Well that's what apple's site said the first day. The second day it said it would arrive in over a week. I called and got through quickly but they were unhelpful with my frustration. They said it might arrive sooner, it was only an estimate, as if that helped. Well the next day the apple site said it shipped, and when I checked the tracking status it left Shanghi China on Tue and was due to arrive Monday. Amazingly it arrived Fri morning, so it really wasn't bad.


Now for one of the reasons I'm liking Mac OS X much more than windows. I got the machine and started it up, after going through some registration screens I had it up and running. I had the network up and running but had some problems connecting to my windows machine (the format wasn't "\\machine\share" like on Windows but more URL-like: "smb://machine/share" and I had forgotten this incantation. I copied over directory by directory and installed iWork, MS Office, Emacs and Firefox. All my preferences and data made it over fine. It all took about three hours, one of which was purely to move 30GB if iTunes files. My previous experience setting up new windows machines, even with detailed notes from the last time I had done it, was that this same amount of work took 2-3 days.

Fun in Pittsburgh

Sorry for the pause in posts. I was in Pittsburgh, PA visiting some friends. We saw a standup show by Lewis Black which was hysterical. If you'd like to hear it, it's basically his newest album Luther Burbank Performing Arts Center Blues. Though the show I saw had its unique points. He's coming to Boston's Orpheum Theatre on April 9th.

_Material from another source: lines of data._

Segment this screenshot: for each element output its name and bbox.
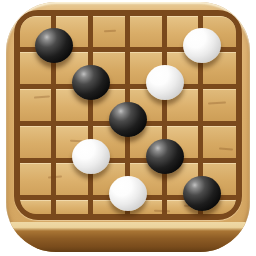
white-stone <box>183 28 221 63</box>
gomoku-app-icon[interactable] <box>6 2 250 252</box>
black-stone <box>35 28 73 63</box>
white-stone <box>72 139 110 174</box>
black-stone <box>183 176 221 211</box>
white-stone <box>146 65 184 100</box>
black-stone <box>109 102 147 137</box>
stones-layer <box>6 2 250 252</box>
black-stone <box>72 65 110 100</box>
black-stone <box>146 139 184 174</box>
white-stone <box>109 176 147 211</box>
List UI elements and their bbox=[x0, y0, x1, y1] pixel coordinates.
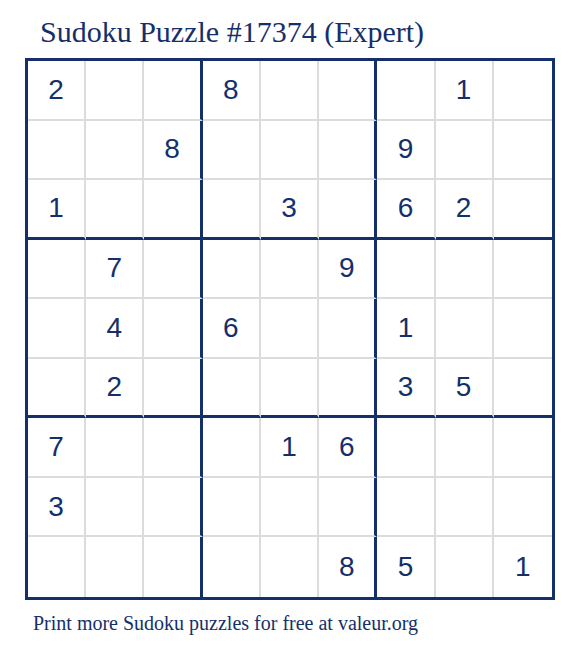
sudoku-cell[interactable] bbox=[261, 359, 319, 419]
sudoku-cell[interactable]: 1 bbox=[377, 299, 435, 359]
sudoku-cell[interactable] bbox=[319, 478, 377, 538]
sudoku-cell[interactable] bbox=[436, 537, 494, 597]
sudoku-cell[interactable] bbox=[86, 418, 144, 478]
sudoku-cell[interactable] bbox=[203, 418, 261, 478]
sudoku-cell[interactable] bbox=[261, 537, 319, 597]
sudoku-cell[interactable]: 6 bbox=[203, 299, 261, 359]
sudoku-cell[interactable] bbox=[319, 61, 377, 121]
sudoku-cell[interactable] bbox=[319, 359, 377, 419]
sudoku-cell[interactable] bbox=[319, 299, 377, 359]
sudoku-cell[interactable] bbox=[86, 180, 144, 240]
sudoku-cell[interactable] bbox=[494, 180, 552, 240]
sudoku-cell[interactable] bbox=[261, 61, 319, 121]
sudoku-cell[interactable]: 1 bbox=[436, 61, 494, 121]
sudoku-cell[interactable]: 6 bbox=[377, 180, 435, 240]
page-title: Sudoku Puzzle #17374 (Expert) bbox=[40, 15, 424, 49]
sudoku-cell[interactable] bbox=[319, 121, 377, 181]
sudoku-cell[interactable] bbox=[144, 61, 202, 121]
sudoku-cell[interactable] bbox=[494, 418, 552, 478]
sudoku-cell[interactable]: 2 bbox=[436, 180, 494, 240]
sudoku-cell[interactable] bbox=[28, 240, 86, 300]
sudoku-cell[interactable]: 7 bbox=[86, 240, 144, 300]
sudoku-cell[interactable] bbox=[144, 359, 202, 419]
sudoku-cell[interactable]: 8 bbox=[203, 61, 261, 121]
sudoku-cell[interactable] bbox=[203, 240, 261, 300]
sudoku-cell[interactable] bbox=[86, 61, 144, 121]
sudoku-cell[interactable] bbox=[494, 299, 552, 359]
sudoku-cell[interactable] bbox=[377, 240, 435, 300]
sudoku-cell[interactable] bbox=[144, 299, 202, 359]
sudoku-cell[interactable] bbox=[261, 240, 319, 300]
sudoku-cell[interactable]: 6 bbox=[319, 418, 377, 478]
sudoku-cell[interactable] bbox=[377, 478, 435, 538]
sudoku-cell[interactable] bbox=[436, 478, 494, 538]
sudoku-cell[interactable] bbox=[144, 180, 202, 240]
sudoku-cell[interactable] bbox=[144, 240, 202, 300]
sudoku-cell[interactable]: 9 bbox=[377, 121, 435, 181]
sudoku-cell[interactable] bbox=[203, 478, 261, 538]
sudoku-cell[interactable] bbox=[86, 478, 144, 538]
sudoku-cell[interactable]: 2 bbox=[28, 61, 86, 121]
sudoku-cell[interactable]: 1 bbox=[28, 180, 86, 240]
sudoku-cell[interactable] bbox=[494, 240, 552, 300]
sudoku-cell[interactable] bbox=[494, 359, 552, 419]
sudoku-page: Sudoku Puzzle #17374 (Expert) 2818913627… bbox=[0, 0, 580, 651]
sudoku-cell[interactable] bbox=[86, 121, 144, 181]
sudoku-cell[interactable] bbox=[86, 537, 144, 597]
sudoku-cell[interactable] bbox=[203, 180, 261, 240]
sudoku-cell[interactable]: 9 bbox=[319, 240, 377, 300]
sudoku-cell[interactable] bbox=[261, 299, 319, 359]
sudoku-cell[interactable] bbox=[436, 121, 494, 181]
sudoku-cell[interactable] bbox=[261, 121, 319, 181]
sudoku-cell[interactable] bbox=[144, 418, 202, 478]
sudoku-cell[interactable] bbox=[377, 418, 435, 478]
sudoku-cell[interactable] bbox=[28, 299, 86, 359]
sudoku-cell[interactable] bbox=[436, 418, 494, 478]
sudoku-cell[interactable] bbox=[436, 299, 494, 359]
sudoku-cell[interactable] bbox=[319, 180, 377, 240]
sudoku-grid: 281891362794612357163851 bbox=[25, 58, 555, 600]
sudoku-cell[interactable] bbox=[261, 478, 319, 538]
sudoku-cell[interactable]: 1 bbox=[494, 537, 552, 597]
sudoku-cell[interactable] bbox=[203, 537, 261, 597]
sudoku-cell[interactable]: 3 bbox=[28, 478, 86, 538]
sudoku-cell[interactable]: 2 bbox=[86, 359, 144, 419]
sudoku-cell[interactable] bbox=[494, 478, 552, 538]
sudoku-cell[interactable]: 7 bbox=[28, 418, 86, 478]
sudoku-cell[interactable] bbox=[28, 121, 86, 181]
sudoku-cell[interactable]: 3 bbox=[377, 359, 435, 419]
sudoku-cell[interactable]: 5 bbox=[377, 537, 435, 597]
sudoku-cell[interactable]: 4 bbox=[86, 299, 144, 359]
sudoku-cell[interactable] bbox=[144, 537, 202, 597]
sudoku-cell[interactable] bbox=[436, 240, 494, 300]
sudoku-cell[interactable] bbox=[494, 61, 552, 121]
sudoku-cell[interactable]: 8 bbox=[144, 121, 202, 181]
sudoku-cell[interactable] bbox=[28, 359, 86, 419]
footer-text: Print more Sudoku puzzles for free at va… bbox=[33, 612, 418, 635]
sudoku-cell[interactable]: 1 bbox=[261, 418, 319, 478]
sudoku-cell[interactable] bbox=[28, 537, 86, 597]
sudoku-cell[interactable] bbox=[144, 478, 202, 538]
sudoku-cell[interactable] bbox=[203, 359, 261, 419]
sudoku-cell[interactable] bbox=[377, 61, 435, 121]
sudoku-cell[interactable] bbox=[203, 121, 261, 181]
sudoku-cell[interactable] bbox=[494, 121, 552, 181]
sudoku-cell[interactable]: 8 bbox=[319, 537, 377, 597]
sudoku-cell[interactable]: 3 bbox=[261, 180, 319, 240]
sudoku-cell[interactable]: 5 bbox=[436, 359, 494, 419]
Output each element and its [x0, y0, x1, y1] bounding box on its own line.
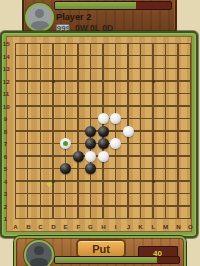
cell-M12[interactable]	[159, 75, 172, 88]
cell-J5[interactable]	[122, 162, 135, 175]
cell-N2[interactable]	[172, 200, 185, 213]
cell-J11[interactable]	[122, 87, 135, 100]
black-stone	[98, 126, 109, 137]
cell-L8[interactable]	[147, 125, 160, 138]
white-stone	[110, 138, 121, 149]
cell-K9[interactable]	[134, 112, 147, 125]
cell-N12[interactable]	[172, 75, 185, 88]
row-label-11: 11	[3, 91, 9, 97]
cell-F7[interactable]	[72, 137, 85, 150]
cell-H10[interactable]	[97, 100, 110, 113]
row-label-4: 4	[3, 178, 9, 184]
cell-L2[interactable]	[147, 200, 160, 213]
white-stone	[85, 151, 96, 162]
col-label-O: O	[188, 224, 194, 230]
row-label-13: 13	[3, 66, 9, 72]
cell-K7[interactable]	[134, 137, 147, 150]
cell-K8[interactable]	[134, 125, 147, 138]
cell-F10[interactable]	[72, 100, 85, 113]
cell-K13[interactable]	[134, 62, 147, 75]
cell-I4[interactable]	[109, 175, 122, 188]
cell-O12[interactable]	[184, 75, 197, 88]
cell-N5[interactable]	[172, 162, 185, 175]
cell-J3[interactable]	[122, 187, 135, 200]
cell-B7[interactable]	[22, 137, 35, 150]
cell-L3[interactable]	[147, 187, 160, 200]
black-stone	[85, 163, 96, 174]
white-stone	[98, 113, 109, 124]
cell-J6[interactable]	[122, 150, 135, 163]
cell-A9[interactable]	[9, 112, 22, 125]
cell-J2[interactable]	[122, 200, 135, 213]
cell-B15[interactable]	[22, 37, 35, 50]
col-label-M: M	[163, 224, 169, 230]
row-label-9: 9	[3, 116, 9, 122]
cell-G7[interactable]	[84, 137, 97, 150]
cell-B2[interactable]	[22, 200, 35, 213]
cell-B12[interactable]	[22, 75, 35, 88]
player-timer-fill	[55, 257, 157, 263]
cell-F2[interactable]	[72, 200, 85, 213]
cell-J7[interactable]	[122, 137, 135, 150]
col-label-A: A	[13, 224, 19, 230]
row-label-8: 8	[3, 128, 9, 134]
cell-G3[interactable]	[84, 187, 97, 200]
row-label-14: 14	[3, 53, 9, 59]
cell-M9[interactable]	[159, 112, 172, 125]
col-label-G: G	[88, 224, 94, 230]
cell-I15[interactable]	[109, 37, 122, 50]
cell-F12[interactable]	[72, 75, 85, 88]
col-label-K: K	[138, 224, 144, 230]
cell-E15[interactable]	[59, 37, 72, 50]
cell-O10[interactable]	[184, 100, 197, 113]
cell-H8[interactable]	[97, 125, 110, 138]
cell-B4[interactable]	[22, 175, 35, 188]
cell-N6[interactable]	[172, 150, 185, 163]
cell-L7[interactable]	[147, 137, 160, 150]
cell-M11[interactable]	[159, 87, 172, 100]
cell-O9[interactable]	[184, 112, 197, 125]
cell-C5[interactable]	[34, 162, 47, 175]
cell-K11[interactable]	[134, 87, 147, 100]
cell-A8[interactable]	[9, 125, 22, 138]
cell-I3[interactable]	[109, 187, 122, 200]
cell-B11[interactable]	[22, 87, 35, 100]
cell-H11[interactable]	[97, 87, 110, 100]
cell-I13[interactable]	[109, 62, 122, 75]
cell-M2[interactable]	[159, 200, 172, 213]
cell-H14[interactable]	[97, 50, 110, 63]
cell-K10[interactable]	[134, 100, 147, 113]
cell-L12[interactable]	[147, 75, 160, 88]
cell-B3[interactable]	[22, 187, 35, 200]
cell-A5[interactable]	[9, 162, 22, 175]
cell-E6[interactable]	[59, 150, 72, 163]
cell-I10[interactable]	[109, 100, 122, 113]
white-stone	[110, 113, 121, 124]
cell-H3[interactable]	[97, 187, 110, 200]
cell-N9[interactable]	[172, 112, 185, 125]
cell-G9[interactable]	[84, 112, 97, 125]
cell-H4[interactable]	[97, 175, 110, 188]
board-grid	[9, 37, 197, 225]
cell-C9[interactable]	[34, 112, 47, 125]
cell-J13[interactable]	[122, 62, 135, 75]
cell-J14[interactable]	[122, 50, 135, 63]
cell-D13[interactable]	[47, 62, 60, 75]
cell-O2[interactable]	[184, 200, 197, 213]
cell-M14[interactable]	[159, 50, 172, 63]
cell-A6[interactable]	[9, 150, 22, 163]
cell-E7[interactable]	[59, 137, 72, 150]
col-label-C: C	[38, 224, 44, 230]
cell-G6[interactable]	[84, 150, 97, 163]
cell-O8[interactable]	[184, 125, 197, 138]
row-label-12: 12	[3, 78, 9, 84]
cell-N13[interactable]	[172, 62, 185, 75]
cell-I8[interactable]	[109, 125, 122, 138]
cell-F11[interactable]	[72, 87, 85, 100]
black-stone	[73, 151, 84, 162]
cell-C10[interactable]	[34, 100, 47, 113]
cell-O11[interactable]	[184, 87, 197, 100]
avatar-person-icon	[35, 9, 44, 18]
row-label-10: 10	[3, 103, 9, 109]
white-stone	[123, 126, 134, 137]
cell-G10[interactable]	[84, 100, 97, 113]
col-label-F: F	[75, 224, 81, 230]
cell-C6[interactable]	[34, 150, 47, 163]
cell-N4[interactable]	[172, 175, 185, 188]
cell-B13[interactable]	[22, 62, 35, 75]
black-stone	[85, 126, 96, 137]
cell-B6[interactable]	[22, 150, 35, 163]
row-label-5: 5	[3, 166, 9, 172]
cell-B14[interactable]	[22, 50, 35, 63]
cell-K14[interactable]	[134, 50, 147, 63]
player-timer-bar	[54, 256, 180, 264]
cell-D9[interactable]	[47, 112, 60, 125]
cell-G8[interactable]	[84, 125, 97, 138]
board-frame: ✦ 151413121110987654321ABCDEFGHIJKLMNO	[0, 31, 198, 238]
cell-J12[interactable]	[122, 75, 135, 88]
cell-D15[interactable]	[47, 37, 60, 50]
cell-N7[interactable]	[172, 137, 185, 150]
cell-L5[interactable]	[147, 162, 160, 175]
cell-E3[interactable]	[59, 187, 72, 200]
cell-C2[interactable]	[34, 200, 47, 213]
cell-H7[interactable]	[97, 137, 110, 150]
cell-I6[interactable]	[109, 150, 122, 163]
cell-A13[interactable]	[9, 62, 22, 75]
cell-D4[interactable]	[47, 175, 60, 188]
cell-I14[interactable]	[109, 50, 122, 63]
cell-N3[interactable]	[172, 187, 185, 200]
cell-C7[interactable]	[34, 137, 47, 150]
gomoku-board: ✦ 151413121110987654321ABCDEFGHIJKLMNO	[6, 36, 192, 232]
cell-O4[interactable]	[184, 175, 197, 188]
cell-M13[interactable]	[159, 62, 172, 75]
cell-J4[interactable]	[122, 175, 135, 188]
row-label-1: 1	[3, 216, 9, 222]
cell-B10[interactable]	[22, 100, 35, 113]
cell-F4[interactable]	[72, 175, 85, 188]
last-move-marker	[63, 141, 68, 146]
cell-C13[interactable]	[34, 62, 47, 75]
cell-A7[interactable]	[9, 137, 22, 150]
cell-A3[interactable]	[9, 187, 22, 200]
cell-A14[interactable]	[9, 50, 22, 63]
cell-B8[interactable]	[22, 125, 35, 138]
black-stone	[60, 163, 71, 174]
opponent-timer-fill	[55, 2, 136, 9]
gomoku-app: Player 2 999 0W 0L 0D ✦ 1514131211109876…	[0, 0, 200, 266]
black-stone	[85, 138, 96, 149]
cell-H13[interactable]	[97, 62, 110, 75]
cell-C14[interactable]	[34, 50, 47, 63]
cell-H2[interactable]	[97, 200, 110, 213]
cell-K3[interactable]	[134, 187, 147, 200]
cell-H5[interactable]	[97, 162, 110, 175]
cell-G5[interactable]	[84, 162, 97, 175]
cell-M8[interactable]	[159, 125, 172, 138]
opponent-timer-bar	[54, 1, 172, 10]
cell-F6[interactable]	[72, 150, 85, 163]
cell-O15[interactable]	[184, 37, 197, 50]
cell-F9[interactable]	[72, 112, 85, 125]
cell-A15[interactable]	[9, 37, 22, 50]
row-label-15: 15	[3, 41, 9, 47]
cell-F14[interactable]	[72, 50, 85, 63]
cell-O14[interactable]	[184, 50, 197, 63]
cell-B9[interactable]	[22, 112, 35, 125]
row-label-3: 3	[3, 191, 9, 197]
cell-H6[interactable]	[97, 150, 110, 163]
cell-F3[interactable]	[72, 187, 85, 200]
cell-M5[interactable]	[159, 162, 172, 175]
cell-E13[interactable]	[59, 62, 72, 75]
cell-A4[interactable]	[9, 175, 22, 188]
cell-C15[interactable]	[34, 37, 47, 50]
cell-E14[interactable]	[59, 50, 72, 63]
player-avatar	[24, 240, 54, 266]
cell-H12[interactable]	[97, 75, 110, 88]
cell-M3[interactable]	[159, 187, 172, 200]
cell-D6[interactable]	[47, 150, 60, 163]
cell-I11[interactable]	[109, 87, 122, 100]
col-label-E: E	[63, 224, 69, 230]
cell-O3[interactable]	[184, 187, 197, 200]
cell-J10[interactable]	[122, 100, 135, 113]
cell-G13[interactable]	[84, 62, 97, 75]
cell-I9[interactable]	[109, 112, 122, 125]
col-label-N: N	[175, 224, 181, 230]
cell-J9[interactable]	[122, 112, 135, 125]
cell-K12[interactable]	[134, 75, 147, 88]
cell-D5[interactable]	[47, 162, 60, 175]
cell-I5[interactable]	[109, 162, 122, 175]
cell-D14[interactable]	[47, 50, 60, 63]
cell-D7[interactable]	[47, 137, 60, 150]
cell-I12[interactable]	[109, 75, 122, 88]
cell-N11[interactable]	[172, 87, 185, 100]
cell-O7[interactable]	[184, 137, 197, 150]
cell-G11[interactable]	[84, 87, 97, 100]
cell-E5[interactable]	[59, 162, 72, 175]
cell-D10[interactable]	[47, 100, 60, 113]
cell-L10[interactable]	[147, 100, 160, 113]
cell-C12[interactable]	[34, 75, 47, 88]
cell-I7[interactable]	[109, 137, 122, 150]
cell-M4[interactable]	[159, 175, 172, 188]
opponent-name: Player 2	[56, 11, 91, 21]
cell-B5[interactable]	[22, 162, 35, 175]
cell-K5[interactable]	[134, 162, 147, 175]
cell-L11[interactable]	[147, 87, 160, 100]
cell-N8[interactable]	[172, 125, 185, 138]
cell-G2[interactable]	[84, 200, 97, 213]
cell-E8[interactable]	[59, 125, 72, 138]
col-label-H: H	[100, 224, 106, 230]
cell-L14[interactable]	[147, 50, 160, 63]
row-label-6: 6	[3, 153, 9, 159]
cell-O5[interactable]	[184, 162, 197, 175]
cell-K2[interactable]	[134, 200, 147, 213]
cell-A2[interactable]	[9, 200, 22, 213]
cell-N10[interactable]	[172, 100, 185, 113]
cell-M10[interactable]	[159, 100, 172, 113]
cell-D8[interactable]	[47, 125, 60, 138]
cell-L6[interactable]	[147, 150, 160, 163]
cell-F15[interactable]	[72, 37, 85, 50]
cell-D11[interactable]	[47, 87, 60, 100]
cell-H9[interactable]	[97, 112, 110, 125]
cell-N15[interactable]	[172, 37, 185, 50]
white-stone	[60, 138, 71, 149]
cell-I2[interactable]	[109, 200, 122, 213]
cell-O6[interactable]	[184, 150, 197, 163]
cell-J8[interactable]	[122, 125, 135, 138]
avatar-person-icon	[30, 258, 49, 266]
cell-F5[interactable]	[72, 162, 85, 175]
black-stone	[98, 138, 109, 149]
opponent-panel: Player 2 999 0W 0L 0D	[22, 0, 177, 34]
row-label-7: 7	[3, 141, 9, 147]
cell-C11[interactable]	[34, 87, 47, 100]
avatar-person-icon	[31, 21, 49, 30]
col-label-I: I	[113, 224, 119, 230]
cell-L13[interactable]	[147, 62, 160, 75]
cell-E10[interactable]	[59, 100, 72, 113]
col-label-L: L	[150, 224, 156, 230]
cell-A11[interactable]	[9, 87, 22, 100]
cell-K6[interactable]	[134, 150, 147, 163]
cell-F8[interactable]	[72, 125, 85, 138]
cell-J15[interactable]	[122, 37, 135, 50]
cell-C3[interactable]	[34, 187, 47, 200]
cell-E9[interactable]	[59, 112, 72, 125]
cell-M15[interactable]	[159, 37, 172, 50]
cell-N14[interactable]	[172, 50, 185, 63]
cell-F13[interactable]	[72, 62, 85, 75]
cell-M6[interactable]	[159, 150, 172, 163]
avatar-person-icon	[34, 246, 43, 255]
row-label-2: 2	[3, 203, 9, 209]
cell-L15[interactable]	[147, 37, 160, 50]
cell-E2[interactable]	[59, 200, 72, 213]
cell-G4[interactable]	[84, 175, 97, 188]
cell-E4[interactable]	[59, 175, 72, 188]
cell-G12[interactable]	[84, 75, 97, 88]
cell-M7[interactable]	[159, 137, 172, 150]
cell-K4[interactable]	[134, 175, 147, 188]
opponent-avatar	[25, 3, 54, 32]
cell-C8[interactable]	[34, 125, 47, 138]
cell-D3[interactable]	[47, 187, 60, 200]
cell-K15[interactable]	[134, 37, 147, 50]
col-label-B: B	[25, 224, 31, 230]
cell-G15[interactable]	[84, 37, 97, 50]
cell-A12[interactable]	[9, 75, 22, 88]
cell-H15[interactable]	[97, 37, 110, 50]
cell-G14[interactable]	[84, 50, 97, 63]
white-stone	[98, 151, 109, 162]
player-panel: Put 40	[14, 236, 186, 266]
cell-E12[interactable]	[59, 75, 72, 88]
col-label-J: J	[125, 224, 131, 230]
cell-L9[interactable]	[147, 112, 160, 125]
cell-L4[interactable]	[147, 175, 160, 188]
cell-D2[interactable]	[47, 200, 60, 213]
cell-A10[interactable]	[9, 100, 22, 113]
cell-D12[interactable]	[47, 75, 60, 88]
cell-C4[interactable]	[34, 175, 47, 188]
cell-E11[interactable]	[59, 87, 72, 100]
cell-O13[interactable]	[184, 62, 197, 75]
col-label-D: D	[50, 224, 56, 230]
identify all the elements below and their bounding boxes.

The next night I and some friends had a wonderful dinner at Sonoma Grille. We basically had what's in the picture in the article, a tapas platter of five appetizers served on a barrel round and a Mixed Grille platter where you get to pick two or three things (I had Shrimp Tempora, Crab Cakes, and Veal wrapped in bacon). Lot's of food, lots of wine, lots of friends, lots of fun. If you're in town I highly recommend it.

Tuesday, March 01, 2005

Up to G

I bought a D-Link DI-524 802.11g wireless router at Best Buy yesterday. It seems much faster than the 802.11b SMC router I had. After rebates it will cost only $20 which is 1/10 the cost of Apple's AiprPort Extreme. There's something wrong with that.